Впрочем, передавая внутренние и внешние дела России в руки Аракчеева и Нессельроде, Александр отнюдь не считал, что тем самым он поступается своими либеральными убеждениями. Напротив, он с еще большей страстностью и даже с некоторым вызовом подчеркивал свою верность прежним идеям. Так, при обсуждении проекта благодарственного манифеста подданным он поставил «воинство» перед «дворянством», несмотря на шумные возражения Шишкова; а когда увидел в проекте слова, что между крепостными крестьянами и помещиками издавна существует "на обоюдной пользе основанная, русским нравом и добродетелям свойственная связь", раздраженно отбросил бумагу и, весь вспыхнув, сказал:
— Я не могу подписывать то, что противно моей совести и с чем я нимало не согласен.

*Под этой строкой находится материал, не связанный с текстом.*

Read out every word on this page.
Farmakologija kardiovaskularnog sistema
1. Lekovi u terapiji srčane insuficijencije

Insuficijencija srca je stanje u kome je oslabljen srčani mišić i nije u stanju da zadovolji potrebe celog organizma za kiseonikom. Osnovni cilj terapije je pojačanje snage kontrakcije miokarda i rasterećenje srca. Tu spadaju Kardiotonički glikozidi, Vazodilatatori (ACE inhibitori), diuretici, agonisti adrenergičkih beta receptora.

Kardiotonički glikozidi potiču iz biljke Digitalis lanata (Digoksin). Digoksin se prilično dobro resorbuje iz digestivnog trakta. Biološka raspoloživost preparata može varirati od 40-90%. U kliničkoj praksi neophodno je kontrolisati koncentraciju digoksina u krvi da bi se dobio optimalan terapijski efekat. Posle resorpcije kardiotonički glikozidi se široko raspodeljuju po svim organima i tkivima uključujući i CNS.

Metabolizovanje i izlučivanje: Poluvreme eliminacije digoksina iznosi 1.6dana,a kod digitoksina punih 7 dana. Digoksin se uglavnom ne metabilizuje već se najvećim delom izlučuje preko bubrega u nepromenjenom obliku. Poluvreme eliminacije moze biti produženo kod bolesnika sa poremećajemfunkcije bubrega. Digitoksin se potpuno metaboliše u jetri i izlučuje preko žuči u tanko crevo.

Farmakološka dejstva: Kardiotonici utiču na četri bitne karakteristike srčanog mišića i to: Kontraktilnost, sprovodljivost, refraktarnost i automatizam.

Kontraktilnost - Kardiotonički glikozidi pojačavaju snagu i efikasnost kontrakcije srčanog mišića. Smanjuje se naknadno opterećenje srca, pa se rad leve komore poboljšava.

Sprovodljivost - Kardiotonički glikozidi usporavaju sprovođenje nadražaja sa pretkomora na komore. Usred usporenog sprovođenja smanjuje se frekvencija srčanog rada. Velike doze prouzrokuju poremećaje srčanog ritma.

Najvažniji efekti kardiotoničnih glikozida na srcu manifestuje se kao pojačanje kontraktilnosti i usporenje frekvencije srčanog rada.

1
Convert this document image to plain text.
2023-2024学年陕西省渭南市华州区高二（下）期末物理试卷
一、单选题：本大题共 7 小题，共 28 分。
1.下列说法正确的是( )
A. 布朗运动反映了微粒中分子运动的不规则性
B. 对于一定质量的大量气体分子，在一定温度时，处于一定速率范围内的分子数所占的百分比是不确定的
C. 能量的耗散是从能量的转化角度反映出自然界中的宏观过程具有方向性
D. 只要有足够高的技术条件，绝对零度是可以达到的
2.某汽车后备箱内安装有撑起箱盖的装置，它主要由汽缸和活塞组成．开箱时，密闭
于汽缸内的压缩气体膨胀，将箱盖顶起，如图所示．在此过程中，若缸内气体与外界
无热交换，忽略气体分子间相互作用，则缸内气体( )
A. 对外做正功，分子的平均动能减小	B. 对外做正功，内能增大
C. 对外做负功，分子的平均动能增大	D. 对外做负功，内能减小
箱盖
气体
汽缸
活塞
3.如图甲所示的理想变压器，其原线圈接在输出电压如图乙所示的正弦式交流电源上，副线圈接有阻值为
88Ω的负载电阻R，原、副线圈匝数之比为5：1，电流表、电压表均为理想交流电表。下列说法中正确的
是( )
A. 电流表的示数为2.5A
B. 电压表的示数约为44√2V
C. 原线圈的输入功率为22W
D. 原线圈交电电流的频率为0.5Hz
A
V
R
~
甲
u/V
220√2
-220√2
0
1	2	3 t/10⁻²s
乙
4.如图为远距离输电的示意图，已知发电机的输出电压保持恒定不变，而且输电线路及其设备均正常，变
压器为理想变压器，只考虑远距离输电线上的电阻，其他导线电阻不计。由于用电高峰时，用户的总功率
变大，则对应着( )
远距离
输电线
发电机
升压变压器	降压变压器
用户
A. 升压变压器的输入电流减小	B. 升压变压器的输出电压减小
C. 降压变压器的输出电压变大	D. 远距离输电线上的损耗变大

С этими словами он вычеркнул эту фразу из манифеста. Шишков, испуганный вспышкой царского гнева, не посмел разжать губ.
В то же время в высочайшем манифесте от 30 августа уже прозвучал туманный намек на казарменное будущее России: "Надеемся, что продолжение мира и тишины подаст нам способ не токмо содержание воинов привесть в лучшее и обильнейшее прежнего, но даже дать оседлость и присоединить к ним их семейства".
Покончив на сем с делами любезного отечества, в восемь часов утра 1 сентября Александр отправился в Вену. Все бумаги с текущими делами он отослал Аракчееву, сопроводив их запиской: "Прощай, любезный Алексей Андреевич, я проработал насквозь всю ночь и еду сейчас". Его вновь ждали "великие интересы Европы".